We’re a week away from the tax filing deadline for most Americans. And, like many of you, I recently pulled out all my paperwork, did all my calculations and filed my taxes.
I typically file my own personal and corporate taxes, and have some thoughts on things I’ve learned by doing this myself for the past 9 years.
- It is not necessarily a good idea to do your own taxes.
If you do, I highly recommend having a back up plan in place. I paid a professional to do them for the first couple of years I owned my business. The nice thing for me was that the professional also happened to be a personal friend and mentor who encouraged me and assured me that I knew the basic things I needed to be able to do it myself. Also, my tax situation is uncomplicated. And if something changes, I know I can call her and have her do my taxes for me again.
p.s. I still do technically “pay a professional” to file my taxes. I just download the software from the company where my friend works, so that if I need a professional to follow-up, I can have her look at them.
- The amount of angst you feel about doing your taxes is directly proportional to the relief you will feel when they are done.
I am very prone to work-crastinating (doing all the other work I could possibly do — including Mari Konding my linen closet) to avoid doing my taxes. But, once I sit down and do it, it is a huge relief to have it done. If you’re reading this post to avoid doing your taxes, I promise, it won’t be that bad, and you’ll be so relieved when it’s done.

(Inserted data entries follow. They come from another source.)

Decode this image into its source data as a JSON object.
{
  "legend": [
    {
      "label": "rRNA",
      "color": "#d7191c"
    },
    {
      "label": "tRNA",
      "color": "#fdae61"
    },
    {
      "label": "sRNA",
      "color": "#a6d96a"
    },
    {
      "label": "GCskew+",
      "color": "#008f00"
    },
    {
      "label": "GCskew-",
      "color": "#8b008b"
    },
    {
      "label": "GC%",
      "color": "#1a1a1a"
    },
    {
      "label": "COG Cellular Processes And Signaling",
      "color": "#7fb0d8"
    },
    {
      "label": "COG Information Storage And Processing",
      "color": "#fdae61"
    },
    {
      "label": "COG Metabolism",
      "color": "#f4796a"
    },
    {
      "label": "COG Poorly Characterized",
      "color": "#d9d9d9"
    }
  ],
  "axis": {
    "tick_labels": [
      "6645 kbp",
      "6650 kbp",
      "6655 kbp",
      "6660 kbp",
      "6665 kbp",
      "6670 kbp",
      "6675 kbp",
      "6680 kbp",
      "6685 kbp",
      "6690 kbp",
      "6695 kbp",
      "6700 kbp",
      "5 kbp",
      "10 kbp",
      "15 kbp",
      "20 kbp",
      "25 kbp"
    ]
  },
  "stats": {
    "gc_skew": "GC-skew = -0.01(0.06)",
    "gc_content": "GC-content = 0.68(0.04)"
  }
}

- The IRS website is surprisingly helpful and user-friendly.
The search features on the website are helpful and if you have a question about your taxes, every tax form has a corresponding instruction page (so if you file your taxes using form 1040, which is the most common, there is a 1040i form that answers a lot of questions about how it works). It is amazing how much time you can save your tax professional friends by looking up the answers on irs.gov
I also feel like you can learn a lot about tax policy and how it affects you by reading the instruction forms. I feel like giving yourself that familiarity with the forms helps you think of the IRS as less of a boogie man.
(Also pro tip: if you have a tax issue, the IRS is MUCH more willing to work with you before you miss a tax payment or have some other filing issue than after. But if you’re in that “after” place, they’re also much more willing to work with you if you tell them about your problem than if they have to tell you about it.)
- The numbers will speak to you
Maybe this is the math lover in me speaking, but one reason I enjoy filing my own tax returns is that I find the process of examining my own business (and personal finances) with a fine tooth comb to be incredibly revealing. Filing a corporate tax return is a much more detailed process than filing a personal return (which is why most people hire a professional). It requires you to document all of your expenses — for marketing, travel, insurance, rent, payroll, utilities, telephone, and more. I find that looking at all those receipts and numbers again, months away from the emotional experience of spending the money, is a useful opportunity to examine your spending.
Filing my taxes in the past has inspired me to change my phone plan, replace my fluorescent lightbulbs with high-efficiency LED lightbulbs, adjust my marketing strategy, and change locations.
I am not a huge fan of shaming people for buying coffee at a coffee shop when they could make it at home (because I love coffee shops) and the accompanying nickel and dime method of saving money. But looking at your numbers DOES help you see that the course of a year it actually might be worth the effort drop the landline, be more efficient with your electricity, or make other changes.
- Owing more than you expected in taxes stinks, and I’m sorry if it happens to you. I have only underpaid on my taxes once, and it stunk. If you’re in this boat, my condolences.